Here are some links if you don’t know what all this is about:
Dear Lord XXXX
I write on behalf of myself and my wife to express our extreme concern at the government’s plan to sell off large tracts of publicly owned forest and woodland in England within the public bodies reform bill which is currently passing through the House of Lords.
We are dismayed at the betrayal of our national heritage that these proposals represent, for a trifling amount of money relative to our national debt (less than a days interest payments I believe). The sale risks the loss of ancient woodland, a rare and desperately important natural habitat for many endangered species. Although the environment minister has pledged that biodiversity would be protected, it must be the case that the preservation of these habitats must be less secure outside of public ownership (what plans are there for policing the protection of valuable woodlands when sold off?). Although protected in law, what is to stop a developer logging an ancient woodland, selling off the lumber, paying the necessary fine for breaking the law, and then building their hotel / golf course / shopping centre? Such disgraceful behaviour already occurs to listed buildings, so I find it hard to believe that the same unscrupulous businessmen won’t do the same to our woodlands.
A second serious concern is that of access. Forest / woodland in public ownership provides free access to the countryside for recreation to millions of people every year. Whilst some (but not all) access will be protected under the Countryside Rights of Way act, CRoW will not protect nature trails, maintained paths, car parks etc, and furthermore only covers access on foot, and much of the public recreation in forests is on horseback or bicycle. To loose these rights of access will deprive the people of this country now, and forever, full access to huge wooded areas of their country. To my mind this is absolutely unthinkable.
Finally, it is inevitable that the sell-off of the forestry commission will cost hundreds of jobs and is likely to loose much of the valuable skills and expertise these people have to the UK forestry sector.

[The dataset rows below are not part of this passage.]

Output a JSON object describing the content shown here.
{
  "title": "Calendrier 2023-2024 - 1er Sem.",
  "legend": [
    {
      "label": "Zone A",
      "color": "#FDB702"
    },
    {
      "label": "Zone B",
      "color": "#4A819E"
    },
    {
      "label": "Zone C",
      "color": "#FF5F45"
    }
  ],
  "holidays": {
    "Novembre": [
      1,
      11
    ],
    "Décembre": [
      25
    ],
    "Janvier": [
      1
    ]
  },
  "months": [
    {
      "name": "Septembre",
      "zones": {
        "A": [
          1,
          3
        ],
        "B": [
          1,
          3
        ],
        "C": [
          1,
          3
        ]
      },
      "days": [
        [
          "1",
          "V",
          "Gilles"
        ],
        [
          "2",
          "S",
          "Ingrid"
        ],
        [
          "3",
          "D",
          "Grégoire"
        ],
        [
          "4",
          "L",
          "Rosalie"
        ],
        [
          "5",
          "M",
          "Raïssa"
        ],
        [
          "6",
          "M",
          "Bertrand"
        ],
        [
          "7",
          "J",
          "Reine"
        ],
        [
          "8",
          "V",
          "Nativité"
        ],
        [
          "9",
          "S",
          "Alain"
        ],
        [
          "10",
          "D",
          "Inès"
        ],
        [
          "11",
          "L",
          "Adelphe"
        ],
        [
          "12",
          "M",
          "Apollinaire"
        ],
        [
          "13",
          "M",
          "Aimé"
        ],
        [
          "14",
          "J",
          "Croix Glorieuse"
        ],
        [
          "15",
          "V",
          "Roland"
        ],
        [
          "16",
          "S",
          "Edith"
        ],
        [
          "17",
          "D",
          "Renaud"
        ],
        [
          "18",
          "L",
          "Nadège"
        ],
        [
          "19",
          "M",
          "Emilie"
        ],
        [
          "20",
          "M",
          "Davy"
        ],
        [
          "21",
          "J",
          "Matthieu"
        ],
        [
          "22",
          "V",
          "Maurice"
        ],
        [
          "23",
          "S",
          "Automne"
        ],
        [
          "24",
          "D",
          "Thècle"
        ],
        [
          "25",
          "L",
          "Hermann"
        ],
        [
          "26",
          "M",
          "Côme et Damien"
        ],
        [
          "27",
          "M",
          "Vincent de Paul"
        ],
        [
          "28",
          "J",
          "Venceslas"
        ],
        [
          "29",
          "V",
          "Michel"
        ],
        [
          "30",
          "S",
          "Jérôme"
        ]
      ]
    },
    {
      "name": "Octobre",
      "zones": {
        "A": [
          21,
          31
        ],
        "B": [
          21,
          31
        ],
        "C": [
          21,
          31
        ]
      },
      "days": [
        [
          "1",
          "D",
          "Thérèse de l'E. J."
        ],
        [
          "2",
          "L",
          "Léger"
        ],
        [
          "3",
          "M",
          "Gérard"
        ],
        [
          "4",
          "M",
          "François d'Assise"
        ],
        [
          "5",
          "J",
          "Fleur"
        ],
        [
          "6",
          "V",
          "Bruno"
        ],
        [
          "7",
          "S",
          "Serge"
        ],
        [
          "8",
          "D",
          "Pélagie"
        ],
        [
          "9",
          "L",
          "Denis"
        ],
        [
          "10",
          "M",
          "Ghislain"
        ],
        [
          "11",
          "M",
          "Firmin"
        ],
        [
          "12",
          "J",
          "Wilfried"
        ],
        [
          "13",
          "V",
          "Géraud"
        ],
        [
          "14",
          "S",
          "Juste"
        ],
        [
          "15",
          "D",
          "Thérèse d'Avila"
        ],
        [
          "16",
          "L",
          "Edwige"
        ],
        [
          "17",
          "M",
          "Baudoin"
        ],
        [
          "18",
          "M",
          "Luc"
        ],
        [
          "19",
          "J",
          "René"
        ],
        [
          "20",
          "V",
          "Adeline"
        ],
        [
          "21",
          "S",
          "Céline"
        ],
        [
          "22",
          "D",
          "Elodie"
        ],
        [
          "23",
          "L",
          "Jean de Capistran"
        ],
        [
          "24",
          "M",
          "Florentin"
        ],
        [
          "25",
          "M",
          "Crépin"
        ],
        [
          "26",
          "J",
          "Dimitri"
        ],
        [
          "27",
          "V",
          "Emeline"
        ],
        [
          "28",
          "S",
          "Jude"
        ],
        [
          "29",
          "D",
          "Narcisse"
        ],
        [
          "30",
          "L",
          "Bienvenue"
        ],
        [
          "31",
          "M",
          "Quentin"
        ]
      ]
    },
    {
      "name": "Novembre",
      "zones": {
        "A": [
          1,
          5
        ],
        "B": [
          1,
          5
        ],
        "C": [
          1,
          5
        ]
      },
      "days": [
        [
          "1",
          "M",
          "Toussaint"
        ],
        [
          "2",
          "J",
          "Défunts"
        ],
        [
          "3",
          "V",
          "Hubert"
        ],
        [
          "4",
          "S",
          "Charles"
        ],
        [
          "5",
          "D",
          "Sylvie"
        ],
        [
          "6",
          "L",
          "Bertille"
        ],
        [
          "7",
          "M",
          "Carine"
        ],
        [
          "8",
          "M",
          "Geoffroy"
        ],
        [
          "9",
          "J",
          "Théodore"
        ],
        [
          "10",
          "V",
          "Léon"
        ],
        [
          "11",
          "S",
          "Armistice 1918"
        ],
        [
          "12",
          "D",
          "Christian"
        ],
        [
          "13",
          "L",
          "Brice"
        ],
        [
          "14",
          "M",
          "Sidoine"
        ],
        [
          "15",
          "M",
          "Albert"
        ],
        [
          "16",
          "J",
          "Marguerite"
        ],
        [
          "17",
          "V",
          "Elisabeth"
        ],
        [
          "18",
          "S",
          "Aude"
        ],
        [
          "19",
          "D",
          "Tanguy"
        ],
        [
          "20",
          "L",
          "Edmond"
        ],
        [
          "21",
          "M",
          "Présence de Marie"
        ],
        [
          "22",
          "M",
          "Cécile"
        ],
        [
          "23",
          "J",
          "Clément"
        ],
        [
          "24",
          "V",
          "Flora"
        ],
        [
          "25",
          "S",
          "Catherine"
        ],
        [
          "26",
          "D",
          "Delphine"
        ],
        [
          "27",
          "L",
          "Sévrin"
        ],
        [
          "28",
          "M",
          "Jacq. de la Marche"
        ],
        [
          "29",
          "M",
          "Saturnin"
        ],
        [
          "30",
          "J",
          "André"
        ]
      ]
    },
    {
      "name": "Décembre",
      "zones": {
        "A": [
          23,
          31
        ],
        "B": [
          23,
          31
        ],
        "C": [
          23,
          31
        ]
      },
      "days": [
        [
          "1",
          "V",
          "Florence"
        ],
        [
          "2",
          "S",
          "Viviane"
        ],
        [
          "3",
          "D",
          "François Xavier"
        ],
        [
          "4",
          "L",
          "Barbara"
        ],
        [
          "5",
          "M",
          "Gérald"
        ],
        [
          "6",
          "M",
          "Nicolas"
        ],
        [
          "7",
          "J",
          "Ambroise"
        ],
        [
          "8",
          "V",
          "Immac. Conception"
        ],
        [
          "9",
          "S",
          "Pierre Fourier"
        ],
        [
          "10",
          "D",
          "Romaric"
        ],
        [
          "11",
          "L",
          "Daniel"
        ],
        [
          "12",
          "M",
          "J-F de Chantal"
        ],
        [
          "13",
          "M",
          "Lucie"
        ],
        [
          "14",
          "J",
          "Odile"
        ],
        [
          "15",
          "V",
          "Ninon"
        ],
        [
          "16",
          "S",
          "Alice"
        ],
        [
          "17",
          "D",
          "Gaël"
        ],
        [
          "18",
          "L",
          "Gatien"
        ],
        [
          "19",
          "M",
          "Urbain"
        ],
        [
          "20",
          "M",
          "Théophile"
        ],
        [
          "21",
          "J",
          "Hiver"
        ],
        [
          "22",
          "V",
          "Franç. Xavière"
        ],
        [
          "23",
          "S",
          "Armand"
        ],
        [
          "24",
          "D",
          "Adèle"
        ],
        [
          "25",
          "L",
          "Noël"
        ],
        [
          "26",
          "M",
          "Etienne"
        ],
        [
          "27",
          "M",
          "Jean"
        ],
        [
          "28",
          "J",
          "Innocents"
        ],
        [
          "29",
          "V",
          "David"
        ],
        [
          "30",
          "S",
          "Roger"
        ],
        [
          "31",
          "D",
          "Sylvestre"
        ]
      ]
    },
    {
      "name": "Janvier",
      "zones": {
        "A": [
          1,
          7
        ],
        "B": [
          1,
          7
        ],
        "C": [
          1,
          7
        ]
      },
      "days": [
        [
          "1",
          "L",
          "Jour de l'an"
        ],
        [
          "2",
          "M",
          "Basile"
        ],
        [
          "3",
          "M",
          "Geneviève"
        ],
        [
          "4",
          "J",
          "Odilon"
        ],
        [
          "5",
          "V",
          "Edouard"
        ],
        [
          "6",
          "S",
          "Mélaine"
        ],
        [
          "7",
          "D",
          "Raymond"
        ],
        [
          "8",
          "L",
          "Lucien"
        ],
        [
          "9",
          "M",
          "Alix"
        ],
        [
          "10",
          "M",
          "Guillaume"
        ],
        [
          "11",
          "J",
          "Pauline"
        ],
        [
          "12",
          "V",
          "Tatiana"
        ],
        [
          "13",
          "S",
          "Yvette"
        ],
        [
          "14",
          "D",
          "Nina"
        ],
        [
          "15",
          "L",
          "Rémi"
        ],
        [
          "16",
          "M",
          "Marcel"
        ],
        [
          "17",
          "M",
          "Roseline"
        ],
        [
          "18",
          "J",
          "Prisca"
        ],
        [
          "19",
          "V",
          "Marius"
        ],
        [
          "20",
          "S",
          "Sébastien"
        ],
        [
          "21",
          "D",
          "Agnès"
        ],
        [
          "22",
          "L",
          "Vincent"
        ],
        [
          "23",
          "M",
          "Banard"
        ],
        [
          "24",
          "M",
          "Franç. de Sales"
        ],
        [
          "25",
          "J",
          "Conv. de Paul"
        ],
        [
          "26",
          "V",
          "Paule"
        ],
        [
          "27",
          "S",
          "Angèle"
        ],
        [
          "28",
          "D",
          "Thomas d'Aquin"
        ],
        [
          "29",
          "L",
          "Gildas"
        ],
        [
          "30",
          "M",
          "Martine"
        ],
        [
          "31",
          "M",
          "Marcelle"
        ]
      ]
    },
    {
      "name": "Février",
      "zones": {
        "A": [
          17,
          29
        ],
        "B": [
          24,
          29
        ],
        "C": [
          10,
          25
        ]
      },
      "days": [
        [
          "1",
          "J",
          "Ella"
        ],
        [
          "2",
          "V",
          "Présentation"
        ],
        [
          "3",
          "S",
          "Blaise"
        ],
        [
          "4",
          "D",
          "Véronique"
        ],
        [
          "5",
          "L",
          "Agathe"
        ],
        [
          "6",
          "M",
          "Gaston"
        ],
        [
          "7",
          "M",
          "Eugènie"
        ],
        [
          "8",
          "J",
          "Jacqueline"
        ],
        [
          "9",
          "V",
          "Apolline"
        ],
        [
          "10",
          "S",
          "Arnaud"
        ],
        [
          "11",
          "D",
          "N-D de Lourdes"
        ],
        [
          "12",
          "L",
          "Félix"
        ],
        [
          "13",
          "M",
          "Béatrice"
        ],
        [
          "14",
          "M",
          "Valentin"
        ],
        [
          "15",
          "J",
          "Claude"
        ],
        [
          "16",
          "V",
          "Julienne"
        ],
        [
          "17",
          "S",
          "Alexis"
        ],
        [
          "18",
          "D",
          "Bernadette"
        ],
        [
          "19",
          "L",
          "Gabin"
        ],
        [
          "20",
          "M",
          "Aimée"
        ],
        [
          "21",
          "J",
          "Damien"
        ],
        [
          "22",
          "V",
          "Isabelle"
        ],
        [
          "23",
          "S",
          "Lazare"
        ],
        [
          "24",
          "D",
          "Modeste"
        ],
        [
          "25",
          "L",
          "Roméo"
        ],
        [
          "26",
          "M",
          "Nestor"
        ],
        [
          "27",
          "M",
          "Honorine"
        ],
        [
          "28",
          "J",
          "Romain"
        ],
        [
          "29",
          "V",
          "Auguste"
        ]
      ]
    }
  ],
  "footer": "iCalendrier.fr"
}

I urge you to speak against these proposals at the third reading of the bill in the House of Lords and to share your concerns about this bill with other members of the House face-to-face. Furthermore, I would request that you engage with experts in the Woodland Trust and the Wildlife Trusts to learn their concerns for the biodiversity of our ancient woodlands (which have been likened to rainforests in their diversity and fragility).